Admittedly, legitimate concerns over the JLB have been raised. For example, those people that will constitute the ombudsman will be selected by a committee composed of neither elected officials, nor representatives of the citizens. Indeed, this raises the question of how a committee that isn’t democratically elected will represent the masses.
Controversies surrounding those who drafted the JLB have also emerged. Shanti Bhushan, one of the main proponents of the JLB has been accused of corruption himself. Hazare’s ideologies, beliefs, and support in the aftermath of becoming a household name in this last fortnight have come into serious question.
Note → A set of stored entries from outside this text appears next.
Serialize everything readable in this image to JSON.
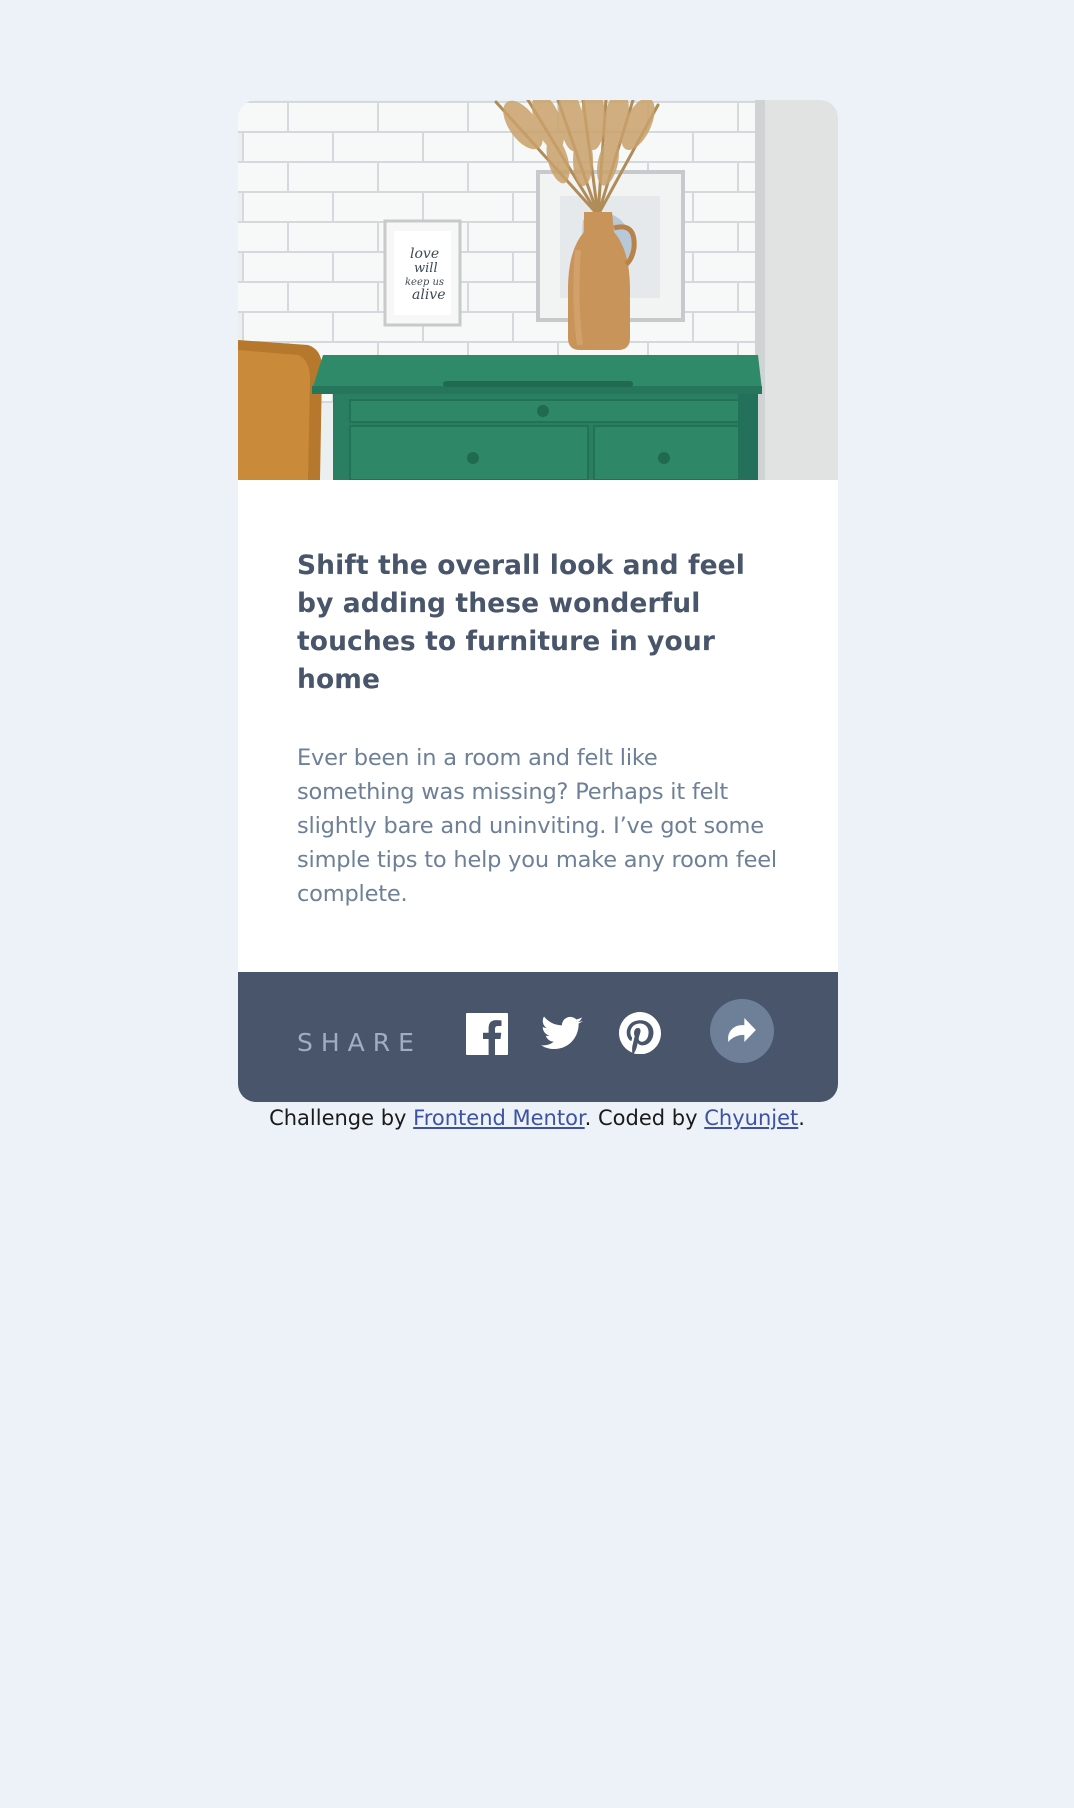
{
  "article": {
    "title": "Shift the overall look and feel by adding these wonderful touches to furniture in your home",
    "description": "Ever been in a room and felt like something was missing? Perhaps it felt slightly bare and uninviting. I’ve got some simple tips to help you make any room feel complete."
  },
  "hero_image": {
    "frame_text": [
      "love",
      "will",
      "keep us",
      "alive"
    ]
  },
  "share_bar": {
    "label": "SHARE",
    "icons": [
      "facebook-icon",
      "twitter-icon",
      "pinterest-icon"
    ],
    "share_button_icon": "share-arrow-icon"
  },
  "attribution": {
    "prefix": "Challenge by ",
    "challenge_link": "Frontend Mentor",
    "middle": ". Coded by ",
    "author_link": "Chyunjet",
    "suffix": "."
  },
  "colors": {
    "page_background": "#ecf2f8",
    "card_background": "#ffffff",
    "title": "#48556a",
    "description": "#6e8098",
    "share_bar": "#48556a",
    "share_label": "#9eafc2",
    "share_button": "#6e8098",
    "link": "#3e52a3"
  }
}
His praise for Narendra Modi (who has been accused of fueling the Gujarat Pogrom religious riots of 2002), caused many to become ever more skeptical of their support for him, and consequently the JLB. Although Hazare later reclaimed his statement, one cannot help but wonder what sort candidates he supports for the Lokpal.
However, engulfed in the massive outburst of cynicism, an important aspect seems to have been overlooked by many critics: Is the current government committee open to changes in JLB? Interviews of the main committee members show that they are open to suggestions by the public (and other experts). In fact, the ‘India Against Corruption’ website (that is run by the same people who drafted the JLB) even provides space for the public to post their suggestions and criticisms of the bill for consideration.
So even though legitimate problems with the JLB exist, one cannot take away from the basic fact that all other tried and tested methods to combat corruption in this country have duly failed. One of the main reasons for this is because the power of prosecution lies with those accused. The first thing that the JLB does is take away these powers from anybody who is/has been part of the bureaucracy. What is most unfortunate is that instead of a united front against corruption, and a comprehensive process with which this bill could have been taken forward, middle class India (the main supporters of the bill) stand divided on the issue - with each side taking turns to accuse the other of supporting the wrong cause.